#44 不安とは、ふとした瞬間に思うことが多い。

 午前中の授業が終わったところで、俺は帰ってきたテストの結果を今一度確認していた。英語と歴史の点数が、共に八割超えていたので大満足である。数学、化学と苦手科目も七割を超えていた。まあ、このクラスにはトップスリーがいるので俺はこの点数じゃ目立つことはできないが。


 真斗と一輝は食堂に行ってしまったので、俺は持ってきた弁当を机に広げる。保温機能があるので、まだ温かい。やっぱり温かい方が美味しいからな。

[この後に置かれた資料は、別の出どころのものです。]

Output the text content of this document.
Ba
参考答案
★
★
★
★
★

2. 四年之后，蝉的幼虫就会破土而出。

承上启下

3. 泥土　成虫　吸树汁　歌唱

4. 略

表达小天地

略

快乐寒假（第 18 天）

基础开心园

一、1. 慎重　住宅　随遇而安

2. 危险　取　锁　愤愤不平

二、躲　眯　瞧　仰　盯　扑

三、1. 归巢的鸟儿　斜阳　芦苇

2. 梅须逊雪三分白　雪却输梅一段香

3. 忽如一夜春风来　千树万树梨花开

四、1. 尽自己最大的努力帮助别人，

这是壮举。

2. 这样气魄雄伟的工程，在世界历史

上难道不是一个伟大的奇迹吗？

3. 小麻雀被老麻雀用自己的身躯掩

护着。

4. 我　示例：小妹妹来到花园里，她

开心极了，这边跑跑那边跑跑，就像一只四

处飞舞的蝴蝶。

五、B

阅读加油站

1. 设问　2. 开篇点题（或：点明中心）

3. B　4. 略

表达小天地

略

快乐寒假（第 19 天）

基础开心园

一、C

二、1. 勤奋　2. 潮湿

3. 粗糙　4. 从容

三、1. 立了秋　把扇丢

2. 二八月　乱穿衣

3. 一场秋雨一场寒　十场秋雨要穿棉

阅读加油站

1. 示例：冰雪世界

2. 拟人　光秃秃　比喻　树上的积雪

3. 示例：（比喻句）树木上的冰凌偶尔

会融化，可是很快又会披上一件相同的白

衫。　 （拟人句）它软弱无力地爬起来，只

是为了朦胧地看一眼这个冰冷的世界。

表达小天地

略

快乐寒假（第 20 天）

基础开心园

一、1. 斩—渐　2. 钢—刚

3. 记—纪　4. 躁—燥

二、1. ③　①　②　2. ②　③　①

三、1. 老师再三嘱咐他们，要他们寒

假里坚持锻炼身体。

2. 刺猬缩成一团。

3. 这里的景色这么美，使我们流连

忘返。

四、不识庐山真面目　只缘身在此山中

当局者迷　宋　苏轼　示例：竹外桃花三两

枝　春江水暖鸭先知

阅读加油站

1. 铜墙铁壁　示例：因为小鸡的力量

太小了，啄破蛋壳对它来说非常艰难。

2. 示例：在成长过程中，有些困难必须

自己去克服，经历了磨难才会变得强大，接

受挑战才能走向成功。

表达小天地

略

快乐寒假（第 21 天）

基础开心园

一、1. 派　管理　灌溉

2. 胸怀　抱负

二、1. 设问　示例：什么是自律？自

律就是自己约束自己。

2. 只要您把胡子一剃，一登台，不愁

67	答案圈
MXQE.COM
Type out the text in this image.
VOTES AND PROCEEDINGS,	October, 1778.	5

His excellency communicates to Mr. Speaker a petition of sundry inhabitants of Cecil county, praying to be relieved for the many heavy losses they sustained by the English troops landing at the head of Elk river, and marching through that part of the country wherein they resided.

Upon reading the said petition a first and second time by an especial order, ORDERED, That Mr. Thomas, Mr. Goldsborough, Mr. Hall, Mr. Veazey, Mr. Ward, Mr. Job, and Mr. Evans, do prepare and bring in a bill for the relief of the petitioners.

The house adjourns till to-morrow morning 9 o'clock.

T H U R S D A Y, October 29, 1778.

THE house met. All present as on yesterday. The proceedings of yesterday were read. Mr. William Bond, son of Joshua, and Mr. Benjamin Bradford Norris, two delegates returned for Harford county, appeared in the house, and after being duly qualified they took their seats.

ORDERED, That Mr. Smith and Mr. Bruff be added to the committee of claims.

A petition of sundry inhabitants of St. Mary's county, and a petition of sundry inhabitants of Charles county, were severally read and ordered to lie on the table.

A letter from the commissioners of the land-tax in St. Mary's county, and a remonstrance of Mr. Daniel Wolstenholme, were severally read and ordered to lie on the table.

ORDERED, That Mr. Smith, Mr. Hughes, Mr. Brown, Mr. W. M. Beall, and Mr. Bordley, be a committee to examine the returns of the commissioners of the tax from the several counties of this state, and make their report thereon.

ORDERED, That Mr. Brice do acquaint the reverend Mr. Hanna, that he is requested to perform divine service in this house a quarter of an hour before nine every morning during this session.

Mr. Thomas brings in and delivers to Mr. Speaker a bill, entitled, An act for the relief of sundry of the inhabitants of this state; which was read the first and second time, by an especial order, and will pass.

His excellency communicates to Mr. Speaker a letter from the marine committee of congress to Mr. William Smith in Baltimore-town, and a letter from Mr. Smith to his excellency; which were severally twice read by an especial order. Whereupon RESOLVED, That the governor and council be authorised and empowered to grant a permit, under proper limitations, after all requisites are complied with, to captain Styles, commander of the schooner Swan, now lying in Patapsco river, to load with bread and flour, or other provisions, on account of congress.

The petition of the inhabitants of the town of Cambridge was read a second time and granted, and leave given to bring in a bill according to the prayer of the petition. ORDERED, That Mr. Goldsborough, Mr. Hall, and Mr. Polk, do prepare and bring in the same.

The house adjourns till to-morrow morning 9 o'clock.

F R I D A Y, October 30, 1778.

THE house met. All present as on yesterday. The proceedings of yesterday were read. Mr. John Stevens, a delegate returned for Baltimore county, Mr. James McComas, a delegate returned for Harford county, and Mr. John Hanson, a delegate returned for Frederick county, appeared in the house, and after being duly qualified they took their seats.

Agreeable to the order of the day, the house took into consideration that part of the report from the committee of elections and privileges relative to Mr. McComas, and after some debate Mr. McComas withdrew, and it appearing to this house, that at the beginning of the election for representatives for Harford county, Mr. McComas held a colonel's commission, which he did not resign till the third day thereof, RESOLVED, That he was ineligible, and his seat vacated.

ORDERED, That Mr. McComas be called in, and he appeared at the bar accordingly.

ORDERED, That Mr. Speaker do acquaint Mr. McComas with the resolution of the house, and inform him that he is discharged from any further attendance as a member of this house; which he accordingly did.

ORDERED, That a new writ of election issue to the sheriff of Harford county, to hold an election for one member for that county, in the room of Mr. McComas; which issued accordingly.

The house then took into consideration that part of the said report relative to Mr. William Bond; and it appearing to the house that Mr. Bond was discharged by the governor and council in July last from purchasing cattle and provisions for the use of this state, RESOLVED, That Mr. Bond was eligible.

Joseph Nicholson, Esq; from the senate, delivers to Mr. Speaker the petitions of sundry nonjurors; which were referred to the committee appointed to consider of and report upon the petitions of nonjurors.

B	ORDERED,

 すると、前に座っている大田さんがこっちを向いてきた。横に莉果もいる。


「神里くん。今日は二人と食べないの?」

 

「二人は今日食堂行ってるからね」


「じゃあ一緒に食べようよ」


「いいの?」


「うん」


 大田さんにそう言われたので、椅子を持って彼女の席まで来た。三人分の弁当が机にあるものの、そこまで一杯ではなかった。


「そういえば二人とも、テスト結果どんな感じ?」


「…‥バカにしてる?」


「してないよ」


 莉果は理系科目やらかしたとテスト当日も言っていたので、結構酷い点数だったのだろう。触れない方がいいな。


「大田さんは?」


「今のところ、全部八割は超えているよ」


 流石大田さんと言ったところか。大方順位的に超えていてもおかしくないが。


「流石だね。文系科目しか競えなそう」


「私、神里くんに国語負けてるし、歴史も同じくらいだったよ?」

 

 肝心の英語で差をつけられているので、国語と歴史が勝っていても特別いい気にはなれない。


「もう二人とも勉強の話はいいから。早く食べよう……。あ、結菜の弁当美味しそう」


 莉果の言うように、大田さんの弁当のおかずは、形もしっかりしているし、彩りも気にしているようだった。飯盒炊爨のときに知ったが、彼女は料理ができるので、何もおかしくはない。


「そう? ありがとう。朝自分で作ってきたんだ」


「莉果も作ってみたらどう?」


「私には厳しいわよ。あんまり得意じゃないし……」


 また砂糖と塩を間違えたら大変だろうし仕方ない。


「だろうね」


「だろうねって何よ!」


 彼女はそう言って顔を膨らませて、俺の腕を掴んできた。普通に彼女の力が強くて痛い。まあ、こんなこと言ったら余計に怒らせることになるので心に留めておくが。


「そういえば、真斗が補習かもって嘆いていたよ」


 赤点を取ると、補習になる可能性が高まる。最悪、期末で挽回できれば大丈夫だが、真斗がしっかりやるとは思えない。


「私は期末しっかりやるから大丈夫だし?」


「おけおけ」


「絶対やるし」


 こんなこと言ってあしらっているが、俺も理系科目は危ういのでしっかりやらないといけない。


「もし、分からないところがあったら、教えてあげるよ」


「ほんとに? 結菜最高大好き〜」


 莉果が大田さんに抱きついている姿は、絵になりそうだった。可愛い子同士の絡みは見てて目の保養になる。


「じゃあ、俺も理系教えてもらおうかな?」


「…‥理系は教えられるほど得意じゃないんだよね」


 まあ仕方がないか。自分でやるしかない。


「私の結菜取らないで怜遠。教えてもらうのは私だけの特権だから」


「はいはいそうだね」


「何その棒読み」


 白けるようなことを言ったのは誰なのかわかっていないようだ。


「てか、この林間学校で他クラスにカップルが続出したらしいよ」


「そうなんだ。すごいね」


「どうせすぐ別れるのにね」


「まあまあ、負け惜しみに聞こえるからやめておいた方が……」


 そこで急に莉果に胸を掴まれた。


「なんか言った?」


「何も言ってないよ」


 別に怖くないけど、怒らせると面倒なので適当にあしらう。彼女の扱いに自然に慣れてきてしまったのが普通に可笑しい。


 ただ、さっきから、少し彼女の俺へのあたりが強いのが感じる。確かにいつも彼女はツンデレだが、それとはまた違うのだ。


 彼女と仲直りできたと思ったのに、何がダメだったのだろうか。


 俺は今一度、自分の行動を振り返ってみようと思った。